KLATEN, KOMPAS.com - Bus kerap mengalami kecelakaan setelah rem blong khususnya saat melibas jalanan menurun. Baru-baru ini peristiwa menimpa bus pariwisata yang mengangkut siswa SMK Lingga Kencana Depok di Subang, Jawa Barat, Sabtu (11/5/2024).
Kecelakaan tersebut menewaskan 11 orang, 13 luka berat dan 40 luka ringan setelah bus sempat terguling usai menabrak mobil dan pengendara sepeda motor.
Hal tersebut menjadi duka bagi semua pihak, sehingga segala kemungkinan yang bisa memicu terjadinya rem blong harus dihindari termasuk cara mengoperasikan bus yang salah.
Baca juga: Bus Tidak Berizin Leluasa Beroperasi, Keselamatan Masyarakat Jadi Taruhan
Rohan, Sopir Bus PO Sinar Jaya mengatakan ada beberapa fitur bus yang bisa diandalkan seperti exhaust brake dan retarder untuk memperingan kerja rem utama.
“Tidak semua bus dilengkapi retarder karena komponennya lebih rumit dan mahal, tapi biasanya setiap bus sudah dilengkapi exhaust brake untuk menambah gaya pengereman dari mesin,” ucap Rohan kepada Kompas.com, belum lama ini.
Rohan mengatakan dengan mengaktifkan exhaust brake maka laju bus akan terhambat seperti ada yang menahan.
Baca juga: Pelajar Depok Nyalakan Lilin dan Doa Bersama di Jembatan GDC untuk Korban Kecelakaan Bus SMK Lingga
Gaya yang menahan laju mobil tersebut bersumber dari mesin. Dengan mengaktifkan exhaust brake maka beberapa gas buang tertahan sehingga akan menahan putaran mesin.
“Gaya menahan ini akan terasa ketika laju mobil cukup tinggi, maka dari itu digunakan saat jalanan menurun saja dengan laju bus bervariasi, tergantung kondisi jalan,” ucap Rohan.

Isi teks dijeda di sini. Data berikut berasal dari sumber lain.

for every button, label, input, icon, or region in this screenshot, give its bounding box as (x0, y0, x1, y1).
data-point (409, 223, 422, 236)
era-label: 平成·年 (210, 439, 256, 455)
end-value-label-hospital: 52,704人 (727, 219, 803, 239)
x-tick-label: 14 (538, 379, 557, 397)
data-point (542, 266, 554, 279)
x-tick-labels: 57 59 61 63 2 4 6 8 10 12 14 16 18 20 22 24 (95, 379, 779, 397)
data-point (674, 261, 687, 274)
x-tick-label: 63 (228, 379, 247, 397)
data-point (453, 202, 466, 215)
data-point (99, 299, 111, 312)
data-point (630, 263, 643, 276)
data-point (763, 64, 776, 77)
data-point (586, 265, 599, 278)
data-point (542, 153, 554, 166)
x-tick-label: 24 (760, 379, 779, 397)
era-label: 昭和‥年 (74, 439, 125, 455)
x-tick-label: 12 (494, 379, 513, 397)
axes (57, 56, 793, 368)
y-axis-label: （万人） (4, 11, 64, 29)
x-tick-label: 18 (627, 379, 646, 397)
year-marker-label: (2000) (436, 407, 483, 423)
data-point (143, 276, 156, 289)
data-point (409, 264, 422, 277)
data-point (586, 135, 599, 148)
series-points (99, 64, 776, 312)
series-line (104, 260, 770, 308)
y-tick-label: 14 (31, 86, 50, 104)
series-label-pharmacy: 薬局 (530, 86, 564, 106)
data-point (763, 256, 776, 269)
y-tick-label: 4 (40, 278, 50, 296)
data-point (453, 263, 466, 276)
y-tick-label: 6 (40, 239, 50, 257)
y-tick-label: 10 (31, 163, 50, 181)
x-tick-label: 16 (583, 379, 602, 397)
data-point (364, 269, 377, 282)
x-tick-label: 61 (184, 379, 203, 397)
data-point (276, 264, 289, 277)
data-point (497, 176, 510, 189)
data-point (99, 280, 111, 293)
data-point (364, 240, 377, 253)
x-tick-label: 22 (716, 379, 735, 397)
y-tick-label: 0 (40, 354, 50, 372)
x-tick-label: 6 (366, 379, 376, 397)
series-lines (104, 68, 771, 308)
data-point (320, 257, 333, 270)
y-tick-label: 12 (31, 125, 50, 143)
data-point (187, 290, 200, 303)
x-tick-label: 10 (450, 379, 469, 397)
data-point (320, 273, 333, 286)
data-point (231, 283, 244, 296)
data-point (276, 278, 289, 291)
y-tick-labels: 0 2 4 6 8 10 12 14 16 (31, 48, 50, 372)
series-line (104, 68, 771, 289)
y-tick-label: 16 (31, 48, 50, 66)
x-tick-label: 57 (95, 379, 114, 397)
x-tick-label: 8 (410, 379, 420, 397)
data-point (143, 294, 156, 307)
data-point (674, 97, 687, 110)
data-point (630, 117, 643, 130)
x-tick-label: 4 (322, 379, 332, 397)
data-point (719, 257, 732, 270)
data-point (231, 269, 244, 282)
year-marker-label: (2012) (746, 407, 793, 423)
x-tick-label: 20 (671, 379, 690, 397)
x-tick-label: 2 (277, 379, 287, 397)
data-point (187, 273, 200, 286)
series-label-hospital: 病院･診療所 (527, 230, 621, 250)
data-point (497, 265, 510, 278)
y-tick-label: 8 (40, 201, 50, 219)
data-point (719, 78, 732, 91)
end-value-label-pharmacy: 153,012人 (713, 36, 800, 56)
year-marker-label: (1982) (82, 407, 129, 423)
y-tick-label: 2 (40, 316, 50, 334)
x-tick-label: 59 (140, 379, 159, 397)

Untuk melibas turunan panjang dengan kondisi jalan lengang seperti di jalan tol maka bisa saja percepatan transmisi tetap pada gigi tinggi dan cukup mengaktifkan exhaust brake menurut pria yang sudah 20 tahunan lebih menjadi sopir bus tersebut.
Baca juga: Korban Kecelakaan Bus di Subang Bakal Diberi Pendampingan Psikologis untuk Hilangkan Trauma
“Tidak perlu menginjak pedal rem, gigi tinggi tidak masalah, ketika exhaust brake aktif maka laju bus akan melambat, putaran mesin tertahan, ini sebagai pengaman saja karena sebisa mungkin tidak menggunakan rem utama,” ucap Rohan.

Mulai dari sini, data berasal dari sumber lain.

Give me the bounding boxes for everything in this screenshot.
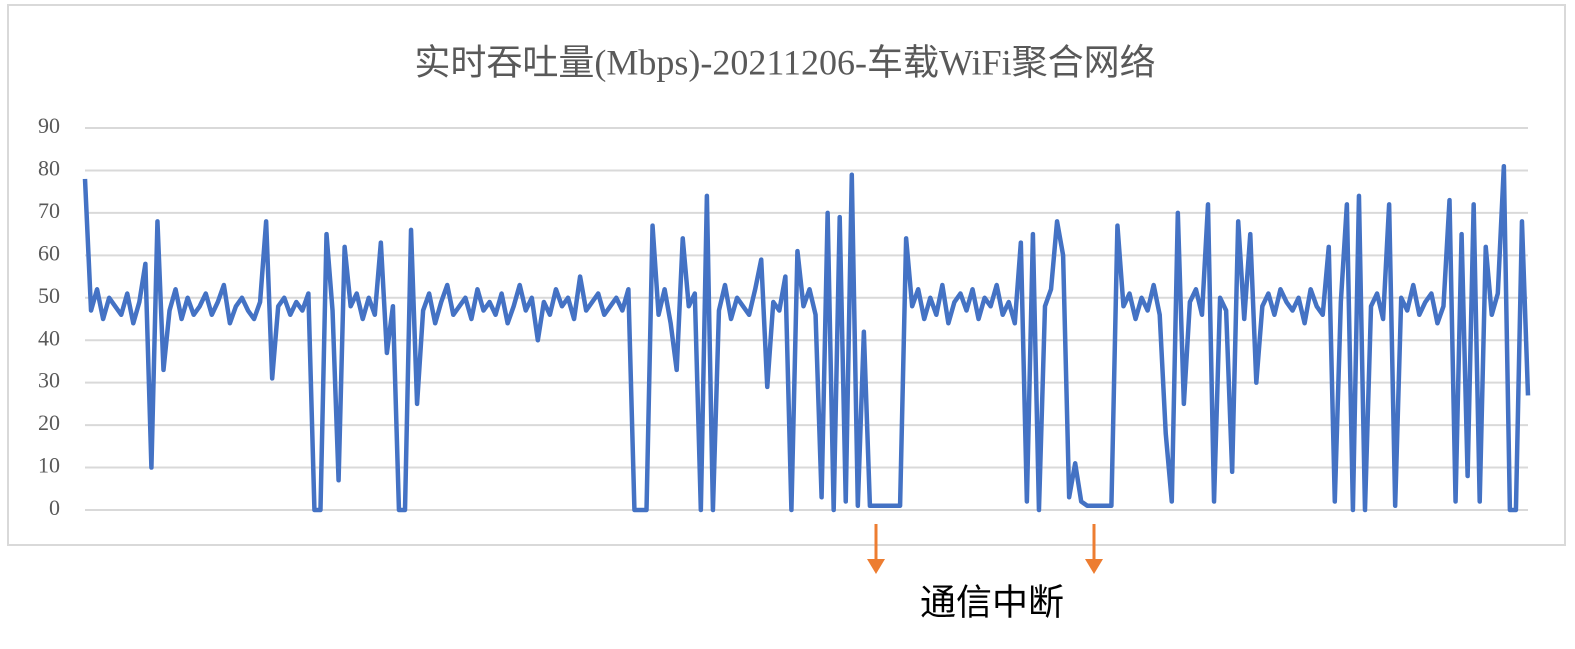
y-tick-label: 90	[38, 113, 60, 138]
annotation-arrows	[867, 524, 1103, 574]
y-tick-label: 60	[38, 240, 60, 265]
y-tick-label: 80	[38, 155, 60, 180]
y-tick-label: 20	[38, 410, 60, 435]
y-tick-label: 70	[38, 198, 60, 223]
y-tick-label: 10	[38, 453, 60, 478]
arrow-head	[867, 559, 885, 574]
y-tick-label: 30	[38, 368, 60, 393]
chart-title: 实时吞吐量(Mbps)-20211206-车载WiFi聚合网络	[414, 42, 1155, 82]
annotation: 通信中断	[920, 582, 1064, 622]
arrow-head	[1085, 559, 1103, 574]
y-tick-label: 0	[49, 495, 60, 520]
data-line	[82, 163, 1531, 513]
y-tick-label: 50	[38, 283, 60, 308]
y-tick-label: 40	[38, 325, 60, 350]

Rohan mengatakan seharusnya beberapa sopir sudah hafal kondisi jalan, mana turunan tajam, mana jalan yang kerap terjadi kecelakaan.
“Dengan begitu sopir bisa mengira-ngira, kapan harus mengaktifkan exhaust brake saja dan kapan harus menambah menginjak pedal rem utama, karena bila hanya mengandalkan rem utama kampas rem akan bekerja keras,” ucap Rohan.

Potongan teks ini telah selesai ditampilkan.